Installation¶
JLNN requires Python 3.11 or later. Since the framework is built natively on the modern JAX (0.8.2+) stack, the installation is split into hardware-specific targets to optimize performance and prevent runtime environment conflicts.
Standard Installation¶
You can install the lightweight core library directly from PyPI:
pip install jax-lnn
Alternatively, for the latest bleeding-edge version, install directly from the GitHub repository:
pip install git+https://github.com/RadimKozl/JLNN.git
Hardware Acceleration (Recommended)¶
To leverage the full power of GPUs or TPUs without manually dealing with low-level Nvidia or Google Cloud drivers, use our built-in hardware targets:
For NVIDIA GPU (CUDA 12+) support:
pip install "jax-lnn[gpu,export]"
For Google Cloud TPU support:
pip install "jax-lnn[tpu,export]"
For CPU-only machines:
pip install "jax-lnn[cpu]"
Development Installation¶
If you want to contribute to JLNN, run benchmarks, or modify the source code, clone the repository and install the development extras.
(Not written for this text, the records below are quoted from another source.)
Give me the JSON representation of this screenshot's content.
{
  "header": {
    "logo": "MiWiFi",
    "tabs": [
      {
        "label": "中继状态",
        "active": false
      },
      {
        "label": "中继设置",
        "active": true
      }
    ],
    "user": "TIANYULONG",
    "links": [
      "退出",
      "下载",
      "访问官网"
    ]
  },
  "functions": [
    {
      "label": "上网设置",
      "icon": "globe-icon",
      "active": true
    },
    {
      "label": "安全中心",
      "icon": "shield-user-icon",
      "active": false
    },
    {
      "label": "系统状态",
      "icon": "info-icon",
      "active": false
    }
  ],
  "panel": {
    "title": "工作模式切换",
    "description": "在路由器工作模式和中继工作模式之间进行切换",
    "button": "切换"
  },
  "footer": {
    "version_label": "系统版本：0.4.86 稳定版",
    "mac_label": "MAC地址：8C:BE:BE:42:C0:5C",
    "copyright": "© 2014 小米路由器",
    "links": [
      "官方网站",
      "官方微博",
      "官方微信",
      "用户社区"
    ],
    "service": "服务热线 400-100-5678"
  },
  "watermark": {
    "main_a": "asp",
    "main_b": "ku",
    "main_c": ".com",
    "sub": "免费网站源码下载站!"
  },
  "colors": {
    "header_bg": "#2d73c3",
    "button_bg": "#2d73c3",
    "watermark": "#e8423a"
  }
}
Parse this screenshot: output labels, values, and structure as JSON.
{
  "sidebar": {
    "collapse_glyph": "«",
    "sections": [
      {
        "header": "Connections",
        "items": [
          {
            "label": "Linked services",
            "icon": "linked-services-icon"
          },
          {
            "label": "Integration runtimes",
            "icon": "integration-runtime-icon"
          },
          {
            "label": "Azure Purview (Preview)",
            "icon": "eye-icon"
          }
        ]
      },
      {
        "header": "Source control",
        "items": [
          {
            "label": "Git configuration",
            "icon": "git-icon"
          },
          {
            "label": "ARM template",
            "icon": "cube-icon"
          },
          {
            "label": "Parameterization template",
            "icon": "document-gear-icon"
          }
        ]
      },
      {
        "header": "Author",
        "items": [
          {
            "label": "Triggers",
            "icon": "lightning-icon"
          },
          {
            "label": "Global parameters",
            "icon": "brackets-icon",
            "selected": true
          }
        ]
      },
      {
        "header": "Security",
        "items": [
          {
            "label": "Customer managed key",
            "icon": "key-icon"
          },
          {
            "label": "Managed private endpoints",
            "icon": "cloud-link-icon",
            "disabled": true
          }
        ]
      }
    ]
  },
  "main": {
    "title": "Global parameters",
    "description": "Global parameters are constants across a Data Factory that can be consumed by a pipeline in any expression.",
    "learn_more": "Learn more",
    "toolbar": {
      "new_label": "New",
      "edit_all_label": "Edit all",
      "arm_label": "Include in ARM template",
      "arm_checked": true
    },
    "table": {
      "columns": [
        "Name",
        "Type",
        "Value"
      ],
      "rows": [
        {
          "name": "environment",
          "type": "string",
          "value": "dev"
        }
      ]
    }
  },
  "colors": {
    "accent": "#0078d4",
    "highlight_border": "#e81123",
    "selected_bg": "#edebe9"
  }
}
Using uv (recommended for blistering speed):
git clone https://github.com/RadimKozl/JLNN.git
cd JLNN
uv sync --all-extras
Using pip:
git clone https://github.com/RadimKozl/JLNN.git
cd JLNN
pip install -e ".[test,docs,export,extra]"
Google Colab Quickstart¶
JLNN is fully optimized for Google Colab (T4, V100, and premium A100 instances). To set up your environment cleanly without triggering WebSocket disconnects:
Create a new notebook and set your Runtime type to GPU or TPU (Runtime -> Change runtime type).
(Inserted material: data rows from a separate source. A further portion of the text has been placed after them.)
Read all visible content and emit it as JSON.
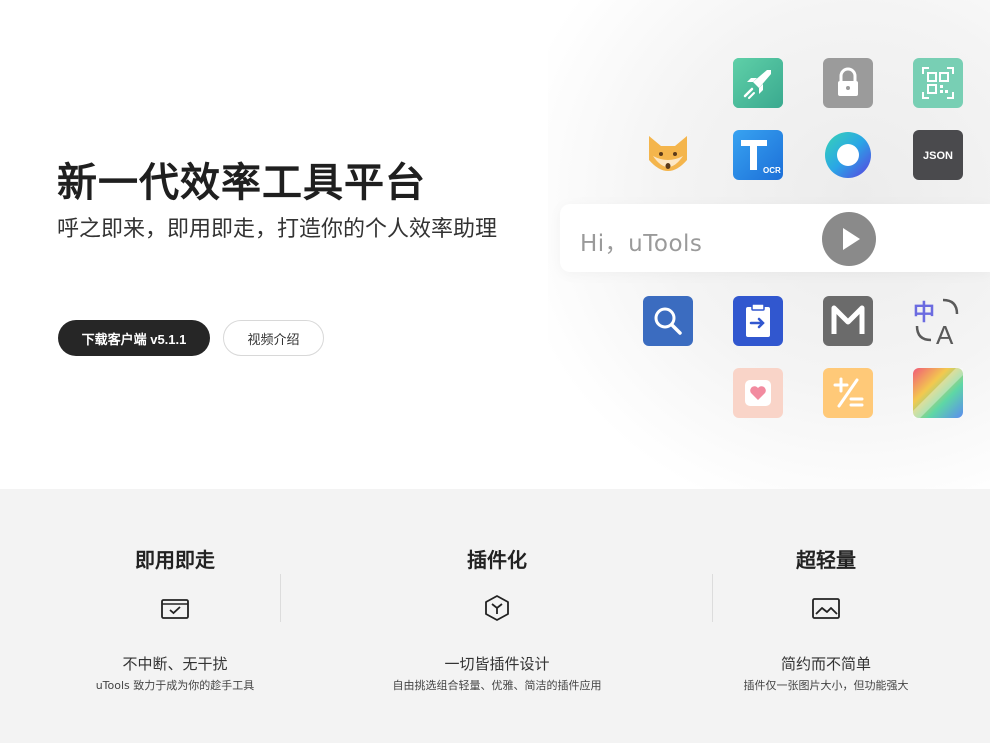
{
  "hero": {
    "title": "新一代效率工具平台",
    "subtitle": "呼之即来，即用即走，打造你的个人效率助理",
    "download_label": "下载客户端 v5.1.1",
    "video_label": "视频介绍",
    "search_placeholder": "Hi，uTools"
  },
  "apps": [
    {
      "name": "rocket-icon",
      "color": "#4fc3a1"
    },
    {
      "name": "lock-icon",
      "color": "#9e9e9e"
    },
    {
      "name": "qrcode-icon",
      "color": "#72cdb1"
    },
    {
      "name": "fox-icon",
      "color": "#f5b54a"
    },
    {
      "name": "ocr-icon",
      "color": "#2b8be6",
      "label": "OCR"
    },
    {
      "name": "browser-icon",
      "color": "#2ec7c9"
    },
    {
      "name": "json-icon",
      "color": "#4a4a4a",
      "label": "JSON"
    },
    {
      "name": "search-app-icon",
      "color": "#3d6fc0"
    },
    {
      "name": "clipboard-icon",
      "color": "#3358cc"
    },
    {
      "name": "markdown-icon",
      "color": "#6d6d6d"
    },
    {
      "name": "translate-icon",
      "color": "#6b6be0"
    },
    {
      "name": "sticker-icon",
      "color": "#f8d2c6"
    },
    {
      "name": "calculator-icon",
      "color": "#ffc876"
    },
    {
      "name": "color-picker-icon",
      "color": "#e86a8a"
    }
  ],
  "features": [
    {
      "title": "即用即走",
      "icon": "inbox-check-icon",
      "desc": "不中断、无干扰",
      "sub": "uTools 致力于成为你的趁手工具"
    },
    {
      "title": "插件化",
      "icon": "cube-icon",
      "desc": "一切皆插件设计",
      "sub": "自由挑选组合轻量、优雅、简洁的插件应用"
    },
    {
      "title": "超轻量",
      "icon": "image-icon",
      "desc": "简约而不简单",
      "sub": "插件仅一张图片大小，但功能强大"
    }
  ]
}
Run the following command in the first cell:
!pip install "jax-lnn[gpu,export]" --quiet
CRITICAL STEP: In the top menu, click Runtime -> Restart session (or press
Ctrl + M .) to allow Python to initialize the newly installed CUDA/XLA layers.
Warning
Do not use automated hard-kill commands like os.kill(os.getpid(), 9) on premium Colab instances (like A100). Due to high-speed virtualized network IO connections, killing the kernel process abruptly will crash the underlying WebSocket connection, throwing a terminal [object CloseEvent] error in your browser. Always restart the session gracefully via the UI menu.
Core Dependencies¶
The framework automatically manages its modular ecosystem:
* flax (>=0.12.2): For managing neural network states using the modern NNX API.
* lark: For parsing symbolic logical formulas.
* networkx: For handling hierarchical graph structures of formulas.
* optax: For neuro-symbolic parameter optimization.
* orbax-checkpoint: Included in [extra] for high-performance weight checkpointing (100% TensorFlow-free, eliminating C++ symbol collision issues).
Verification¶
To verify that your installation successfully hooked into your hardware backend, execute:
import jlnn
import jax
print(f"✅ JLNN version: {jlnn.__version__}")
print(f"🔥 Active backend: {jax.devices()[0].platform.upper()}")
print(f"📊 Available devices: {jax.devices()}")
OS Support¶
Linux: Full native support (highly recommended for production training).
macOS: Support for Apple Silicon chips (M1/M2/M3) via Metal shader acceleration.
Windows: Supported natively via standard CPU wheels. For multi-GPU hardware training on Windows, using WSL2 (Windows Subsystem for Linux) is strictly recommended.